STATEWIDE — Aviation consultant Mead & Hunt has recommended to the Oregon Department of Aviation (ODA) that it implement a new airport classification system to offer “guidance regarding what facilities should be providing service to the flying public.” The new model would update the performance criteria that define the level of service, facilities, and the role that each airport plays within the state’s aviation system.
Most community leaders and residents with a stake in the state’s aviation system see a vital need to upgrade statewide airport facilities in order to spur economic growth. Preliminary findings show people worried about airport storage, parking, runways, navigational aids and weather services.
The ODA commissioned consultant Mead & Hunt to update its system plan, study the economic impact of airports and help craft a statewide aviation master plan that would serve as a blueprint to improve the state’s commercial and general aviation airports. Says Stephanie Ward, a senior aviation planner with Mead & Hunt: “With money as tight as it is, [this effort] will help determine where the money should go.”
The Oregon Transportation Committee, through the Connect Oregon initiative, recently awarded just over $18 million to aviation projects.
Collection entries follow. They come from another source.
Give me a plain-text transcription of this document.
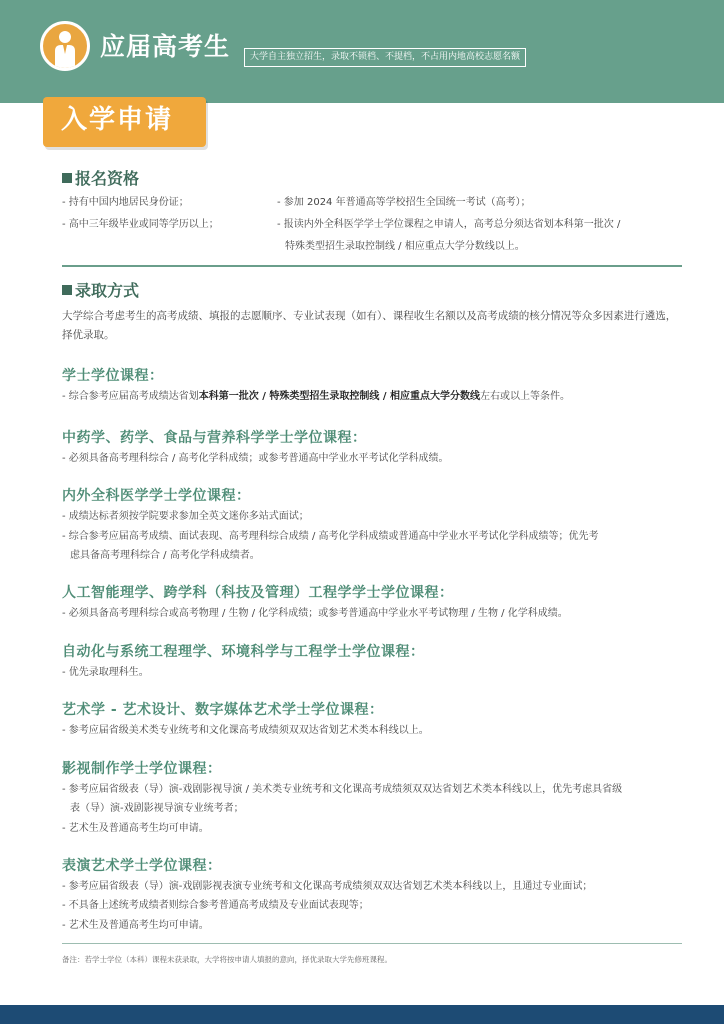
应届高考生	大学自主独立招生，录取不锁档、不提档，不占用内地高校志愿名额
入学申请
报名资格
- 持有中国内地居民身份证；
- 高中三年级毕业或同等学历以上；
- 参加 2024 年普通高等学校招生全国统一考试（高考）；
- 报读内外全科医学学士学位课程之申请人，高考总分须达省划本科第一批次 /
特殊类型招生录取控制线 / 相应重点大学分数线以上。
录取方式
大学综合考虑考生的高考成绩、填报的志愿顺序、专业试表现（如有）、课程收生名额以及高考成绩的核分情况等众多因素进行遴选，择优录取。
学士学位课程：
- 综合参考应届高考成绩达省划本科第一批次 / 特殊类型招生录取控制线 / 相应重点大学分数线左右或以上等条件。
中药学、药学、食品与营养科学学士学位课程：
- 必须具备高考理科综合 / 高考化学科成绩；或参考普通高中学业水平考试化学科成绩。
内外全科医学学士学位课程：
- 成绩达标者须按学院要求参加全英文迷你多站式面试；
- 综合参考应届高考成绩、面试表现、高考理科综合成绩 / 高考化学科成绩或普通高中学业水平考试化学科成绩等；优先考
虑具备高考理科综合 / 高考化学科成绩者。
人工智能理学、跨学科（科技及管理）工程学学士学位课程：
- 必须具备高考理科综合或高考物理 / 生物 / 化学科成绩；或参考普通高中学业水平考试物理 / 生物 / 化学科成绩。
自动化与系统工程理学、环境科学与工程学士学位课程：
- 优先录取理科生。
艺术学 - 艺术设计、数字媒体艺术学士学位课程：
- 参考应届省级美术类专业统考和文化课高考成绩须双双达省划艺术类本科线以上。
影视制作学士学位课程：
- 参考应届省级表（导）演-戏剧影视导演 / 美术类专业统考和文化课高考成绩须双双达省划艺术类本科线以上，优先考虑具省级
表（导）演-戏剧影视导演专业统考者；
- 艺术生及普通高考生均可申请。
表演艺术学士学位课程：
- 参考应届省级表（导）演-戏剧影视表演专业统考和文化课高考成绩须双双达省划艺术类本科线以上，且通过专业面试；
- 不具备上述统考成绩者则综合参考普通高考成绩及专业面试表现等；
- 艺术生及普通高考生均可申请。
备注：若学士学位（本科）课程未获录取，大学将按申请人填报的意向，择优录取大学先修班课程。
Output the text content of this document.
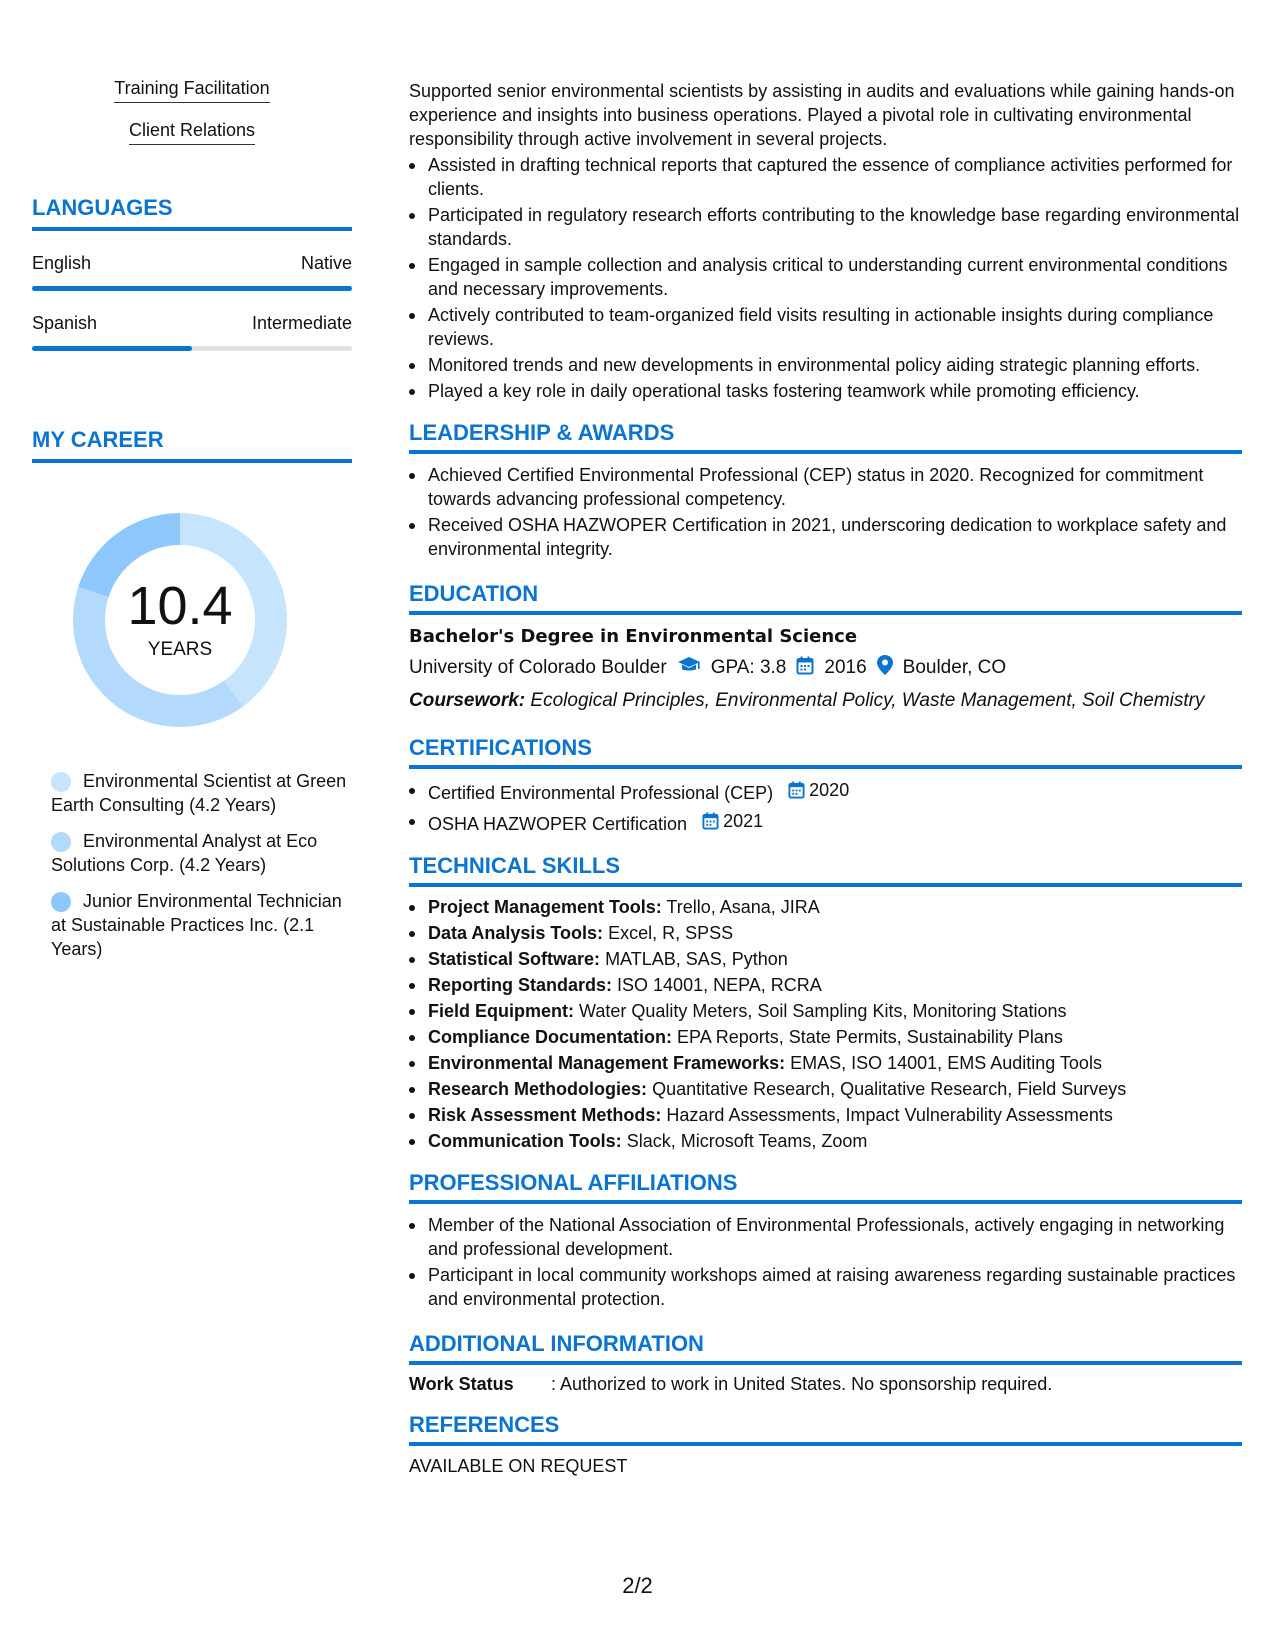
Training Facilitation
Client Relations
LANGUAGES
English	Native
Spanish	Intermediate
MY CAREER
10.4
YEARS
Environmental Scientist at Green Earth Consulting (4.2 Years)
Environmental Analyst at Eco Solutions Corp. (4.2 Years)
Junior Environmental Technician at Sustainable Practices Inc. (2.1 Years)

Supported senior environmental scientists by assisting in audits and evaluations while gaining hands-on experience and insights into business operations. Played a pivotal role in cultivating environmental responsibility through active involvement in several projects.

Assisted in drafting technical reports that captured the essence of compliance activities performed for clients.
Participated in regulatory research efforts contributing to the knowledge base regarding environmental standards.
Engaged in sample collection and analysis critical to understanding current environmental conditions and necessary improvements.
Actively contributed to team-organized field visits resulting in actionable insights during compliance reviews.
Monitored trends and new developments in environmental policy aiding strategic planning efforts.
Played a key role in daily operational tasks fostering teamwork while promoting efficiency.
LEADERSHIP & AWARDS
Achieved Certified Environmental Professional (CEP) status in 2020. Recognized for commitment towards advancing professional competency.
Received OSHA HAZWOPER Certification in 2021, underscoring dedication to workplace safety and environmental integrity.
EDUCATION
Bachelor's Degree in Environmental Science
University of Colorado Boulder GPA: 3.8 2016 Boulder, CO
Coursework: Ecological Principles, Environmental Policy, Waste Management, Soil Chemistry
CERTIFICATIONS
Certified Environmental Professional (CEP) 2020
OSHA HAZWOPER Certification 2021
TECHNICAL SKILLS
Project Management Tools: Trello, Asana, JIRA
Data Analysis Tools: Excel, R, SPSS
Statistical Software: MATLAB, SAS, Python
Reporting Standards: ISO 14001, NEPA, RCRA
Field Equipment: Water Quality Meters, Soil Sampling Kits, Monitoring Stations
Compliance Documentation: EPA Reports, State Permits, Sustainability Plans
Environmental Management Frameworks: EMAS, ISO 14001, EMS Auditing Tools
Research Methodologies: Quantitative Research, Qualitative Research, Field Surveys
Risk Assessment Methods: Hazard Assessments, Impact Vulnerability Assessments
Communication Tools: Slack, Microsoft Teams, Zoom
PROFESSIONAL AFFILIATIONS
Member of the National Association of Environmental Professionals, actively engaging in networking and professional development.
Participant in local community workshops aimed at raising awareness regarding sustainable practices and environmental protection.
ADDITIONAL INFORMATION
Work Status	: Authorized to work in United States. No sponsorship required.
REFERENCES
AVAILABLE ON REQUEST
2/2
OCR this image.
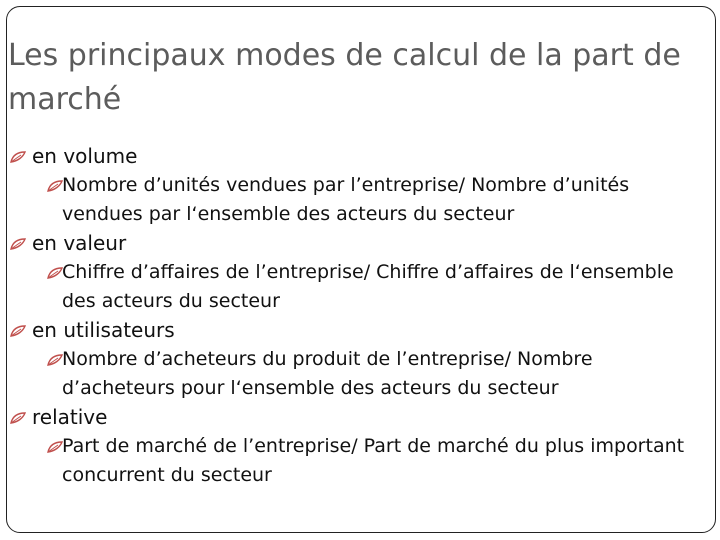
Les principaux modes de calcul de la part de marché

en volume

Nombre d’unités vendues par l’entreprise/ Nombre d’unités vendues par l‘ensemble des acteurs du secteur

en valeur

Chiffre d’affaires de l’entreprise/ Chiffre d’affaires de l‘ensemble des acteurs du secteur

en utilisateurs

Nombre d’acheteurs du produit de l’entreprise/ Nombre d’acheteurs pour l‘ensemble des acteurs du secteur

relative

Part de marché de l’entreprise/ Part de marché du plus important concurrent du secteur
The committee earmarked $7.5 million of the funds for the terminal expansion at Roberts Field in Redmond, about $4 million for improvements to the air cargo facilities in Eugene, nearly $2 million for a runway expansion in Grant County, $1.6 million toward the deployment of a real-time traffic and weather data system at six airports, and $1 million each to a jet factory service center in Klamath Falls and a runway extension in Ontario.
The updated system plan, economic impact report and aviation master plan would collectively provide a more comprehensive resource than the existing 2000 Oregon Aviation Plan by evaluating the role of each airport in the system and how each facility impacts the overall operational capacity and efficiency of the system.
The research and analysis project continues this month with meetings with 15 agencies connected to Oregon’s aviation industry. Mead & Hunt plans to present its analysis to the advisory committee at a set of regional workshops this winter.